Figure 6. Ca²⁺ influx during a single presynaptic action potential is significantly less at endbulb versus calyx terminals.

A, presynaptic membrane potential responses to either sustained (Aa, 100 ms duration, –30 to 120 pA) or pulse-like (Ab, 1 ms duration, 180 pA) current injections recorded in current-clamp configuration. B, comparison of presynaptic APs elicited by current injection of afferent fibre stimulation. Initial APs from the trains illustrated in Ab and Ac shown superimposed. C, presynaptic APs elicited by afferent fibre stimulation had shorter half-widths (left) but similar peak amplitudes (right) when compared with those elicited by depolarizing current injections. D, first and last APs elicited by a 100 Hz train consisting of 25 stimuli are shown superimposed to illustrate stability of AP waveform during high-frequency stimulation. E–G, comparison of simulated I_Ca(V) during presynaptic endbulb and calyx APs. E, endbulb APs (black) were slightly smaller in amplitude and shorter in duration compared to those recorded from calyxes (grey).
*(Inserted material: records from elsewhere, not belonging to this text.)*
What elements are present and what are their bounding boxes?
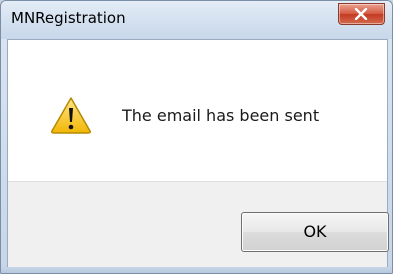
- warning-icon: [51, 97, 91, 134]
- close-button[interactable]: [338, 3, 385, 25]
- dialog-window: MNRegistration The email has been sent O…: [0, 0, 393, 274]
- dialog-body: The email has been sent OK: [7, 39, 389, 269]
- ok-button[interactable]: OK: [241, 212, 389, 252]
- window-title: MNRegistration: [11, 9, 126, 27]
- button-bar: OK: [8, 181, 389, 269]
- message-text: The email has been sent: [122, 106, 320, 125]
- window-frame-bottom: [1, 267, 392, 273]
- message-area: The email has been sent: [8, 40, 387, 181]
- title-bar[interactable]: MNRegistration: [1, 1, 392, 39]
- close-icon: [354, 8, 368, 20]
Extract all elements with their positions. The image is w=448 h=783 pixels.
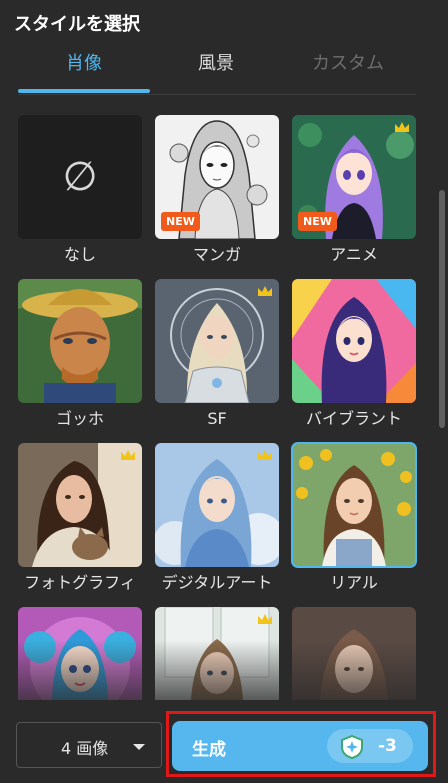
style-thumbnail-comic bbox=[18, 607, 142, 700]
style-label: SF bbox=[207, 409, 227, 428]
soft-portrait-image bbox=[292, 607, 416, 700]
comic-portrait-image bbox=[18, 607, 142, 700]
credit-shield-icon bbox=[341, 734, 363, 760]
style-thumbnail-anime: NEW bbox=[292, 115, 416, 239]
style-thumbnail-manga: NEW bbox=[155, 115, 279, 239]
style-card-photography[interactable]: フォトグラフィ bbox=[18, 443, 142, 595]
style-card-manga[interactable]: NEW マンガ bbox=[155, 115, 279, 267]
style-card-real[interactable]: リアル bbox=[291, 442, 417, 595]
style-thumbnail-none: ∅ bbox=[18, 115, 142, 239]
style-card-soft[interactable] bbox=[292, 607, 416, 700]
premium-crown-icon bbox=[395, 122, 409, 132]
digital-art-portrait-image bbox=[155, 443, 279, 567]
new-badge: NEW bbox=[161, 212, 200, 231]
style-thumbnail-kids bbox=[155, 607, 279, 700]
premium-crown-icon bbox=[121, 450, 135, 460]
style-label: リアル bbox=[330, 573, 378, 592]
style-label: マンガ bbox=[192, 245, 241, 264]
style-card-anime[interactable]: NEW アニメ bbox=[292, 115, 416, 267]
style-grid: ∅ なし NEW マンガ NEW アニメ ゴッホ SF バイブラント フォトグラ… bbox=[0, 0, 430, 700]
style-card-vibrant[interactable]: バイブラント bbox=[292, 279, 416, 431]
credit-cost-value: -3 bbox=[378, 736, 397, 756]
style-card-comic[interactable] bbox=[18, 607, 142, 700]
style-card-gogh[interactable]: ゴッホ bbox=[18, 279, 142, 431]
style-thumbnail-digital-art bbox=[155, 443, 279, 567]
generate-button-label: 生成 bbox=[192, 740, 226, 760]
style-card-kids[interactable] bbox=[155, 607, 279, 700]
image-count-select[interactable]: 4 画像 bbox=[16, 722, 162, 768]
style-card-none[interactable]: ∅ なし bbox=[18, 115, 142, 267]
style-label: なし bbox=[63, 245, 96, 264]
style-label: ゴッホ bbox=[55, 409, 104, 428]
style-label: アニメ bbox=[330, 245, 378, 264]
premium-crown-icon bbox=[258, 614, 272, 624]
gogh-portrait-image bbox=[18, 279, 142, 403]
vibrant-portrait-image bbox=[292, 279, 416, 403]
style-label: デジタルアート bbox=[161, 573, 273, 592]
style-card-digital-art[interactable]: デジタルアート bbox=[155, 443, 279, 595]
sf-portrait-image bbox=[155, 279, 279, 403]
style-thumbnail-soft bbox=[292, 607, 416, 700]
new-badge: NEW bbox=[298, 212, 337, 231]
premium-crown-icon bbox=[258, 450, 272, 460]
style-thumbnail-gogh bbox=[18, 279, 142, 403]
style-card-sf[interactable]: SF bbox=[155, 279, 279, 431]
style-label: フォトグラフィ bbox=[24, 573, 136, 592]
style-grid-scrollbar[interactable] bbox=[439, 190, 445, 428]
style-thumbnail-photography bbox=[18, 443, 142, 567]
image-count-value: 4 画像 bbox=[61, 739, 109, 758]
none-symbol-icon: ∅ bbox=[62, 154, 98, 200]
style-thumbnail-sf bbox=[155, 279, 279, 403]
style-thumbnail-real bbox=[291, 442, 417, 568]
chevron-down-icon bbox=[133, 744, 145, 750]
style-thumbnail-vibrant bbox=[292, 279, 416, 403]
photography-portrait-image bbox=[18, 443, 142, 567]
premium-crown-icon bbox=[258, 286, 272, 296]
real-portrait-image bbox=[292, 443, 416, 567]
style-label: バイブラント bbox=[305, 409, 402, 428]
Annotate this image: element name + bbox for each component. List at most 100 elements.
F, simulated time course of the activation parameter m². Because of its larger amplitude and longer duration, the calyceal AP waveform opened presynaptic VGCC more efficiently than the endbulb AP. G, simulated I_Ca(V) during presynaptic APs in endbulb (black) and calyx (grey) AP. On average, the simulated presynaptic I_Ca(V) was ∼6 times smaller for endbulb terminals compared to the simulated current for calyx terminals. The time scale bars in panels Aa and G also apply to panels Ab, Ac and B, D, E and F, respectively. V_m was −80 mV.